Philly has the talent to succeed as an innovation hub, but its people and organizations need to believe in themselves more to make it happen.
This was one of the themes discussed by leaders of Philadelphia’s STEM community at the University City Science Center on Tuesday evening to celebrate four of the best and brightest minds in local tech, the 2023 Nucleus Awards honorees.
When receiving their awards, each honoree discussed changes they’d like to see in Philly and where they hope the region has progressed in the future. Consider some of these smart things they said.
Pick a challenge and solve it
Dr. Daniel Skovronsky, the EVP, chief scientific and medical officer, and president of Lilly Research Laboratories at Eli Lilly and Company, received the Commercialization Award. He said he hopes to see more progress toward tough diseases.
Skovronsky reflected on his work developing diagnostic technology for Alzheimer’s and other neurodegenerative diseases. His company Avid Radiopharmaceuticals, which is now a subsidiary of Eli Lilly and Company, developed the FDA-approved product Amyvid, an imaging agent that can help diagnose Alzheimer’s.
“It was an incredible dream that we can make a difference in Alzheimer’s disease,” Skovronsky told Maiken Scott, the host and creative director of WHYY’s health and science show, The Pulse, during a Q&A onstage. “And we probably thought we could do it faster than 20 years, but that’s what it took, fine.”
His advice for companies in Philly doing similar work were to pick a hard problem, stick with it and make an actual difference.
“Drug addiction, schizophrenia, or any of the other diseases that aren’t very popular to work on right now, I bet you there’s teams in Philly working on them,” he said. “I hope 10 or 20 years from now they’ll be on this stage saying we beat that disease. We worked on it hard.”
Offer equal investment opportunities
Margaret Berger Bradley, the VP of strategic initiatives for Ben Franklin Technology Partners, won the Capital Award. She said she would like to see equal opportunities for investments for women and founders of color in Philadelphia.
“In Ben Franklin’s portfolio, 40% have women leadership, and 45% have had a BIPOC leader in a leadership team,” she said. “Well, we still have so much work to do.”
Berger Bradley added that Philadelphia needs to invest back into itself. Most capital coming from Philadelphia does not go back into Philadelphia companies, she said.
“Ben Franklin has created, first, our GO Philly Fund four years ago, and we’re raising a Go PA fund that will have its first close next month,” Berger Bradley said. “But so many of the companies we invest in can’t grow up.”
Invest in human capital
Sheila D. Ireland, the president and CEO of Philadelphia OIC, won the Cultivator Award. Ireland said organizations and companies need to invest in “human capital” by creating opportunities for people to add value to their employer.
Ireland said people often think it’s enough to get people in the door, but don’t think about helping them advance in their careers.

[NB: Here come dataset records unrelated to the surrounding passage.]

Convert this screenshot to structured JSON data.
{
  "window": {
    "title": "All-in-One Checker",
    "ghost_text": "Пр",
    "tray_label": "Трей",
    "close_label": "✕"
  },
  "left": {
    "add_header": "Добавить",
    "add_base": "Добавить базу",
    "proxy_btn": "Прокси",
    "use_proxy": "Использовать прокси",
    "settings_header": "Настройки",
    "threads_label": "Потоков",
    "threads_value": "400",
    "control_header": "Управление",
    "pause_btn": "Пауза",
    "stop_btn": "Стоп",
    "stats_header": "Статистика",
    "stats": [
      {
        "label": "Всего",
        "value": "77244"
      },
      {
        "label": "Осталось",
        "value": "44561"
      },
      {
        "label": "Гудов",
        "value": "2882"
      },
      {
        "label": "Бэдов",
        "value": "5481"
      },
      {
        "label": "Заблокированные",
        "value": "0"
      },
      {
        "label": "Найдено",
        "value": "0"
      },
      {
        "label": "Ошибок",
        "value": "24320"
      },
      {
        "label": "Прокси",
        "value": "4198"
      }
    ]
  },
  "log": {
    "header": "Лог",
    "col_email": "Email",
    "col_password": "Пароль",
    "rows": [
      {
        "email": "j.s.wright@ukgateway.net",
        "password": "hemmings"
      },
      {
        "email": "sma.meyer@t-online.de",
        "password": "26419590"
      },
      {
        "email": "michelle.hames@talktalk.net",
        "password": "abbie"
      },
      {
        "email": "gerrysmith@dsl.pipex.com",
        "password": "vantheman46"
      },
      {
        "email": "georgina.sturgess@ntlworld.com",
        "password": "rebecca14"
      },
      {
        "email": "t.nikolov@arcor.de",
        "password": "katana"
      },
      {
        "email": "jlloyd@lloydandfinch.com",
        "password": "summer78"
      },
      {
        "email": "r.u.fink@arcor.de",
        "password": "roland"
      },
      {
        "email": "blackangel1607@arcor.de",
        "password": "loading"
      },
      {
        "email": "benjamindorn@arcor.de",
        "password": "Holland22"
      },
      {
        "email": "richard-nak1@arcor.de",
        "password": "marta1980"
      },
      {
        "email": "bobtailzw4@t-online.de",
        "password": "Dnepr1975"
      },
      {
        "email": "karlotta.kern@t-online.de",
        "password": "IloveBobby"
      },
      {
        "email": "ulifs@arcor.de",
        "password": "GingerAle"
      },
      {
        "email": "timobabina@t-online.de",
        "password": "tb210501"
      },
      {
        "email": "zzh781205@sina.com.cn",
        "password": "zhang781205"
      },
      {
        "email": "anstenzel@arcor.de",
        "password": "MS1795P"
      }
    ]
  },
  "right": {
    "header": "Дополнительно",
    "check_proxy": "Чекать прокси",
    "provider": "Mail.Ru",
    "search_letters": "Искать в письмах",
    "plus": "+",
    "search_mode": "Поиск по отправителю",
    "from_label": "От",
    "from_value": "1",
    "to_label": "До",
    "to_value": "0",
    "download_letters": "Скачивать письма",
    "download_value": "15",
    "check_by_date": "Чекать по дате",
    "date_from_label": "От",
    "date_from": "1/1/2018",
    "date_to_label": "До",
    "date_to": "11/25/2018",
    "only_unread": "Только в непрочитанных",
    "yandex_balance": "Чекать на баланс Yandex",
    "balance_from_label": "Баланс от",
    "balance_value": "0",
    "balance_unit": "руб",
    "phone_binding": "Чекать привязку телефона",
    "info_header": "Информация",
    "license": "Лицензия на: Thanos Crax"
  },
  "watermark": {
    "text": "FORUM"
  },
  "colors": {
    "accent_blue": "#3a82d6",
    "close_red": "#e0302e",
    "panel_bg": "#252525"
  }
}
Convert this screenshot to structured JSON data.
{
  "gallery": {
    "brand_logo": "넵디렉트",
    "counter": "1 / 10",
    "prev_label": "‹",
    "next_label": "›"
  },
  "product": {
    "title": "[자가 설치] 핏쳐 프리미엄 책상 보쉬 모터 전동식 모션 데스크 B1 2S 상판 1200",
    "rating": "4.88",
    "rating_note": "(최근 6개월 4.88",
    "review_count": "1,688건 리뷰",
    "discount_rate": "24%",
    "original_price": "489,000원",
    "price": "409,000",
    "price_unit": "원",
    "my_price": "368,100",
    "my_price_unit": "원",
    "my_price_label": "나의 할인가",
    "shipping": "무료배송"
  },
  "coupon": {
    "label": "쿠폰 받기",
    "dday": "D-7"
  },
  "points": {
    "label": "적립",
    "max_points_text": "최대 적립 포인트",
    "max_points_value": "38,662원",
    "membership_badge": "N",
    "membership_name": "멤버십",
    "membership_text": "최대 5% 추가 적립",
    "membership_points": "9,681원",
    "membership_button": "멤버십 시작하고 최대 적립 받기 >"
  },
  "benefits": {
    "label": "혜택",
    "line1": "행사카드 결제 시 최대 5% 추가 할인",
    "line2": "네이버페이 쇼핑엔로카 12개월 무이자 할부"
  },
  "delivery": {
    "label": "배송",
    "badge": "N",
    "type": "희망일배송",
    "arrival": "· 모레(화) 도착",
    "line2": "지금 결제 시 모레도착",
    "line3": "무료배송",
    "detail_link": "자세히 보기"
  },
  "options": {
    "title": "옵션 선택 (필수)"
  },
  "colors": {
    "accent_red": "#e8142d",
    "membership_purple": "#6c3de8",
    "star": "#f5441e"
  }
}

Companies don’t see the cost of high turnover rates, in her view — but if they change the way they invest in employees, they could see more benefits.

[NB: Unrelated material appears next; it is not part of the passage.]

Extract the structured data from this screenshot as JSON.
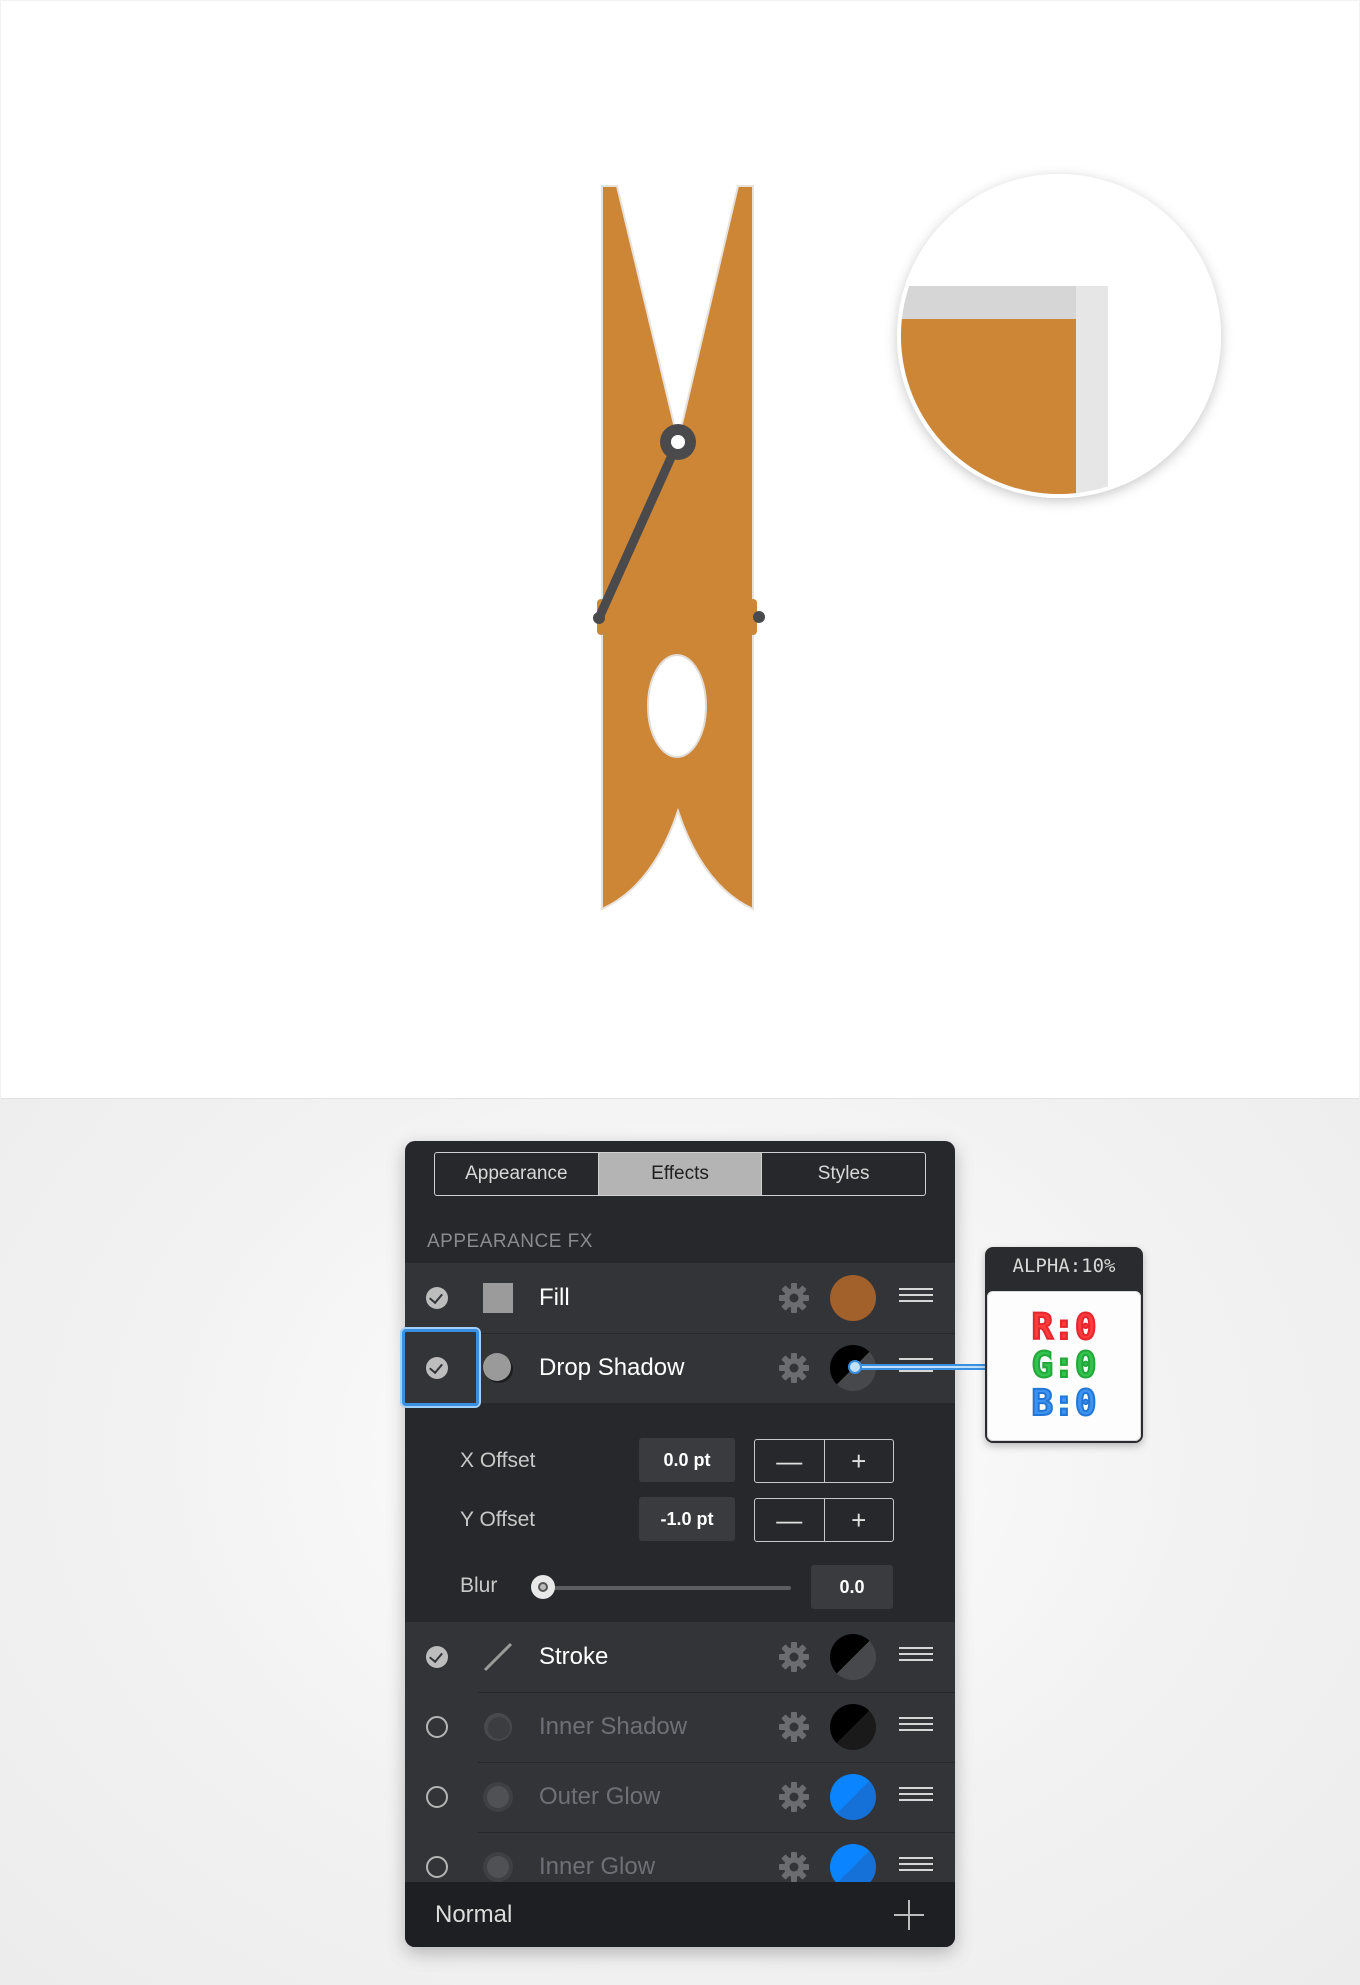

“We’ve got to start developing strategies and career opportunities that give access to opportunity, not just at the bottom rung, but the opportunity to climb as well,” she said.
Increase economic diversity
He echoed Berger Bradley, adding that Philadelphia needs to believe in itself so that other cities and people across the country will see the opportunity here.
“I hope that we collectively can make sure that we keep it as a movement in spite of the headwinds, in spite of all the politicization of so many different things that can undermine our democracy, that can undermine our collaboration, undermine that vision to be the most economic inclusive city in the country,” Rahman said.